The Martha’s Vineyard Agricultural Society and Island Grown Initiative have joined forces in a venture to build a slaughterhouse behind the fairgrounds in West Tisbury.
The project is still in the very early stages of discussion and no permits have been obtained, but preliminary talks between the agricultural society and the nonprofit IGI are under way to allow a slaughterhouse facility to be built behind the new barn on society land.
“The MVAS is very supportive of your efforts with IGI to facilitate the construction and operation of a USDA-approved and regulated facility that reflects small-scale local, humane, sustainable slaughter and processing of four-legged animals for our farms, members and residents of Martha’s Vineyard,” agricultural society president Dale McClure wrote in a March 1 letter to Richard Andre, IGI meat coordinator.
“In addition to the $5,000 we pledged toward the USDA feasibility study, the MVAS is ready to commit to a land access arrangement, whereby a USDA-inspected facility would be built on land owned by the MVAS or land purchased in the future. In the next few months, we look forward to working with you and IGI in investigating all legal, funding, design and cost evaluating for this very important project,” Mr. McClure wrote.
The venture comes at a time of growing support for and interest in locally-grown food both nationally and on the Island — including locally grown meat.
A feasibility study for the slaughterhouse project is already under way by the Island Grown Initiative, which received a $40,000 grant from the state rural business enterprise program last June. The study will evaluate the size and cost of the facility as well as market factors and employment opportunities. It is targeted for completion by the fall. The agricultural society land is zoned for agricultural use, and IGI members are also exploring what sort of permits would be required to build a slaughterhouse.
Farmers and private livestock owners currently must transport their animals off-Island to be slaughtered at places such as Adams Farm in Athol, Blood Farm in Groton and other farm slaughterhouses in the region. If the project becomes a reality, it would mark the first time in more than 30 years that Vineyard livestock owners would be able to slaughter their animals on the Island.
“We want to do it right, we want it do it where you’re bringing the town and the community with you,” Mr. Andre said. “Whatever process you go through, you want to have the most people behind you.” He continued:
“There are approximately 600 [livestock] animals on the Island that are brought off-Island. It impacts the way people raise their animals and limits the number of animals raised.”

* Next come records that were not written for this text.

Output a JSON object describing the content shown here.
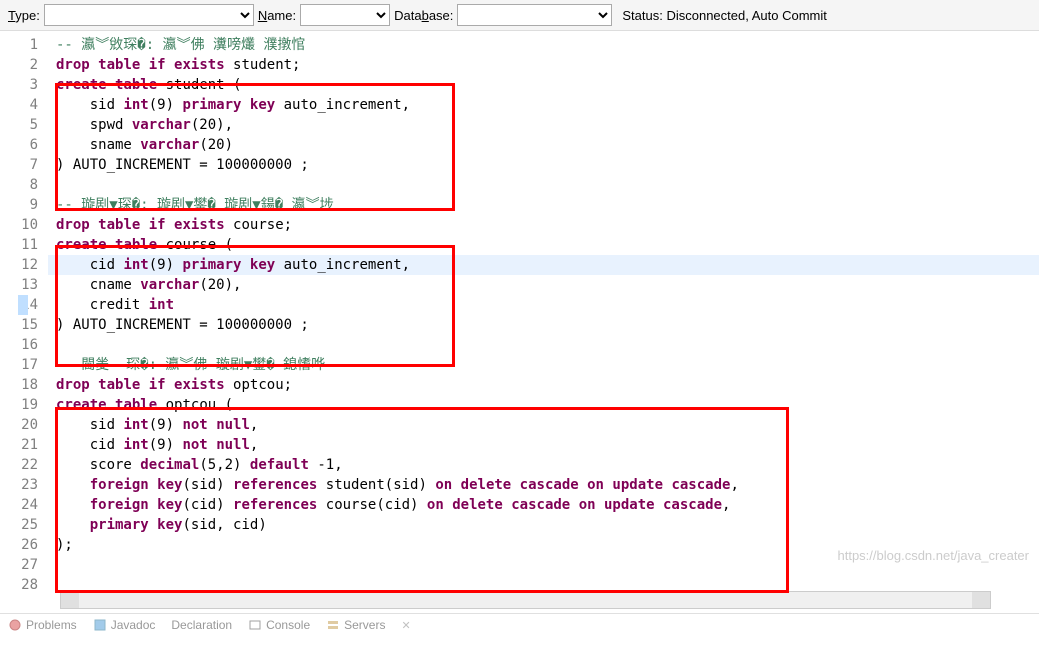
{
  "toolbar": {
    "type_label": "Type:",
    "name_label": "Name:",
    "database_label": "Database:",
    "status_text": "Status: Disconnected, Auto Commit"
  },
  "code": {
    "lines": [
      {
        "n": 1,
        "segs": [
          {
            "t": "-- 瀛︾敓琛�: 瀛︾佛 瀵嗙爜 濮撴悺",
            "c": "comment"
          }
        ]
      },
      {
        "n": 2,
        "segs": [
          {
            "t": "drop",
            "c": "kw"
          },
          {
            "t": " "
          },
          {
            "t": "table",
            "c": "kw"
          },
          {
            "t": " "
          },
          {
            "t": "if",
            "c": "kw"
          },
          {
            "t": " "
          },
          {
            "t": "exists",
            "c": "kw"
          },
          {
            "t": " student;"
          }
        ]
      },
      {
        "n": 3,
        "segs": [
          {
            "t": "create",
            "c": "kw"
          },
          {
            "t": " "
          },
          {
            "t": "table",
            "c": "kw"
          },
          {
            "t": " student ("
          }
        ]
      },
      {
        "n": 4,
        "segs": [
          {
            "t": "    sid "
          },
          {
            "t": "int",
            "c": "kw"
          },
          {
            "t": "(9) "
          },
          {
            "t": "primary",
            "c": "kw"
          },
          {
            "t": " "
          },
          {
            "t": "key",
            "c": "kw"
          },
          {
            "t": " auto_increment,"
          }
        ]
      },
      {
        "n": 5,
        "segs": [
          {
            "t": "    spwd "
          },
          {
            "t": "varchar",
            "c": "kw"
          },
          {
            "t": "(20),"
          }
        ]
      },
      {
        "n": 6,
        "segs": [
          {
            "t": "    sname "
          },
          {
            "t": "varchar",
            "c": "kw"
          },
          {
            "t": "(20)"
          }
        ]
      },
      {
        "n": 7,
        "segs": [
          {
            "t": ") AUTO_INCREMENT = 100000000 ;"
          }
        ]
      },
      {
        "n": 8,
        "segs": [
          {
            "t": ""
          }
        ]
      },
      {
        "n": 9,
        "segs": [
          {
            "t": "-- 璇剧▼琛�: 璇剧▼鐢� 璇剧▼鍚� 瀛︾埗",
            "c": "comment"
          }
        ]
      },
      {
        "n": 10,
        "segs": [
          {
            "t": "drop",
            "c": "kw"
          },
          {
            "t": " "
          },
          {
            "t": "table",
            "c": "kw"
          },
          {
            "t": " "
          },
          {
            "t": "if",
            "c": "kw"
          },
          {
            "t": " "
          },
          {
            "t": "exists",
            "c": "kw"
          },
          {
            "t": " course;"
          }
        ]
      },
      {
        "n": 11,
        "segs": [
          {
            "t": "create",
            "c": "kw"
          },
          {
            "t": " "
          },
          {
            "t": "table",
            "c": "kw"
          },
          {
            "t": " course ("
          }
        ]
      },
      {
        "n": 12,
        "hl": true,
        "segs": [
          {
            "t": "    cid "
          },
          {
            "t": "int",
            "c": "kw"
          },
          {
            "t": "(9) "
          },
          {
            "t": "primary",
            "c": "kw"
          },
          {
            "t": " "
          },
          {
            "t": "key",
            "c": "kw"
          },
          {
            "t": " auto_increment,"
          }
        ]
      },
      {
        "n": 13,
        "segs": [
          {
            "t": "    cname "
          },
          {
            "t": "varchar",
            "c": "kw"
          },
          {
            "t": "(20),"
          }
        ]
      },
      {
        "n": 14,
        "segs": [
          {
            "t": "    credit "
          },
          {
            "t": "int",
            "c": "kw"
          }
        ]
      },
      {
        "n": 15,
        "segs": [
          {
            "t": ") AUTO_INCREMENT = 100000000 ;"
          }
        ]
      },
      {
        "n": 16,
        "segs": [
          {
            "t": ""
          }
        ]
      },
      {
        "n": 17,
        "segs": [
          {
            "t": "-- 閫夎  琛�: 瀛︾佛 璇剧▼鐢� 鎴愭哗",
            "c": "comment"
          }
        ]
      },
      {
        "n": 18,
        "segs": [
          {
            "t": "drop",
            "c": "kw"
          },
          {
            "t": " "
          },
          {
            "t": "table",
            "c": "kw"
          },
          {
            "t": " "
          },
          {
            "t": "if",
            "c": "kw"
          },
          {
            "t": " "
          },
          {
            "t": "exists",
            "c": "kw"
          },
          {
            "t": " optcou;"
          }
        ]
      },
      {
        "n": 19,
        "segs": [
          {
            "t": "create",
            "c": "kw"
          },
          {
            "t": " "
          },
          {
            "t": "table",
            "c": "kw"
          },
          {
            "t": " optcou ("
          }
        ]
      },
      {
        "n": 20,
        "segs": [
          {
            "t": "    sid "
          },
          {
            "t": "int",
            "c": "kw"
          },
          {
            "t": "(9) "
          },
          {
            "t": "not",
            "c": "kw"
          },
          {
            "t": " "
          },
          {
            "t": "null",
            "c": "kw"
          },
          {
            "t": ","
          }
        ]
      },
      {
        "n": 21,
        "segs": [
          {
            "t": "    cid "
          },
          {
            "t": "int",
            "c": "kw"
          },
          {
            "t": "(9) "
          },
          {
            "t": "not",
            "c": "kw"
          },
          {
            "t": " "
          },
          {
            "t": "null",
            "c": "kw"
          },
          {
            "t": ","
          }
        ]
      },
      {
        "n": 22,
        "segs": [
          {
            "t": "    score "
          },
          {
            "t": "decimal",
            "c": "kw"
          },
          {
            "t": "(5,2) "
          },
          {
            "t": "default",
            "c": "kw"
          },
          {
            "t": " -1,"
          }
        ]
      },
      {
        "n": 23,
        "segs": [
          {
            "t": "    "
          },
          {
            "t": "foreign",
            "c": "kw"
          },
          {
            "t": " "
          },
          {
            "t": "key",
            "c": "kw"
          },
          {
            "t": "(sid) "
          },
          {
            "t": "references",
            "c": "kw"
          },
          {
            "t": " student(sid) "
          },
          {
            "t": "on",
            "c": "kw"
          },
          {
            "t": " "
          },
          {
            "t": "delete",
            "c": "kw"
          },
          {
            "t": " "
          },
          {
            "t": "cascade",
            "c": "kw"
          },
          {
            "t": " "
          },
          {
            "t": "on",
            "c": "kw"
          },
          {
            "t": " "
          },
          {
            "t": "update",
            "c": "kw"
          },
          {
            "t": " "
          },
          {
            "t": "cascade",
            "c": "kw"
          },
          {
            "t": ","
          }
        ]
      },
      {
        "n": 24,
        "segs": [
          {
            "t": "    "
          },
          {
            "t": "foreign",
            "c": "kw"
          },
          {
            "t": " "
          },
          {
            "t": "key",
            "c": "kw"
          },
          {
            "t": "(cid) "
          },
          {
            "t": "references",
            "c": "kw"
          },
          {
            "t": " course(cid) "
          },
          {
            "t": "on",
            "c": "kw"
          },
          {
            "t": " "
          },
          {
            "t": "delete",
            "c": "kw"
          },
          {
            "t": " "
          },
          {
            "t": "cascade",
            "c": "kw"
          },
          {
            "t": " "
          },
          {
            "t": "on",
            "c": "kw"
          },
          {
            "t": " "
          },
          {
            "t": "update",
            "c": "kw"
          },
          {
            "t": " "
          },
          {
            "t": "cascade",
            "c": "kw"
          },
          {
            "t": ","
          }
        ]
      },
      {
        "n": 25,
        "segs": [
          {
            "t": "    "
          },
          {
            "t": "primary",
            "c": "kw"
          },
          {
            "t": " "
          },
          {
            "t": "key",
            "c": "kw"
          },
          {
            "t": "(sid, cid)"
          }
        ]
      },
      {
        "n": 26,
        "segs": [
          {
            "t": ");"
          }
        ]
      },
      {
        "n": 27,
        "segs": [
          {
            "t": ""
          }
        ]
      },
      {
        "n": 28,
        "segs": [
          {
            "t": ""
          }
        ]
      }
    ]
  },
  "bottom_tabs": {
    "problems": "Problems",
    "javadoc": "Javadoc",
    "declaration": "Declaration",
    "console": "Console",
    "servers": "Servers"
  },
  "watermark": "https://blog.csdn.net/java_creater"
}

He estimated nearly $120,000 is being spent off-Island to process Island farm animals. At Adams Farm in Athol, for example, the cost to process one cow is $65, plus 87 cents per pound for vacuum sealing and 58 cents per pound to wrap the meat for resale. Then there is the added cost of $150 for the ferry and the cost of gasoline for the truck that hauls the trailer containing animals.
Mr. Andre said it will probably cost the same amount to process animals on-Island as it does to go off-Island for the first few years but he said the stress on the farmers and more importantly the animals will be greatly reduced.
“What we’re hoping to do at some point is — because you’re raising more money [over the years] — we’ll be able to lower the cost of local meat,” he said. “It’s not about people making money off of this thing, it’s hopefully going to be run as a community-based project.”
Mr. Andre said the feasibility study has already determined that the slaughterhouse will likely need five part-time employees including skilled butchers and apprentices, and will be open for eight to 12 weeks in the first two years of operation.
The facility would be open four days a week, during which a USDA inspector would come to the Island.
Mr. Andre said they expect animal production on the Island to increase 30 per cent in the first five years of operation.
He said the size of the facility is envisioned at about 3,000 square feet, but there is no building design yet. He said they are also considering processing chickens and venison at the facility.
“The agricultural society takes pride in what they do and it will be aesthetically pleasing,” Mr. Andre said, adding they hope to develop preliminary designs over the next six months. “However that gets through, it’s going to be tastefully done.”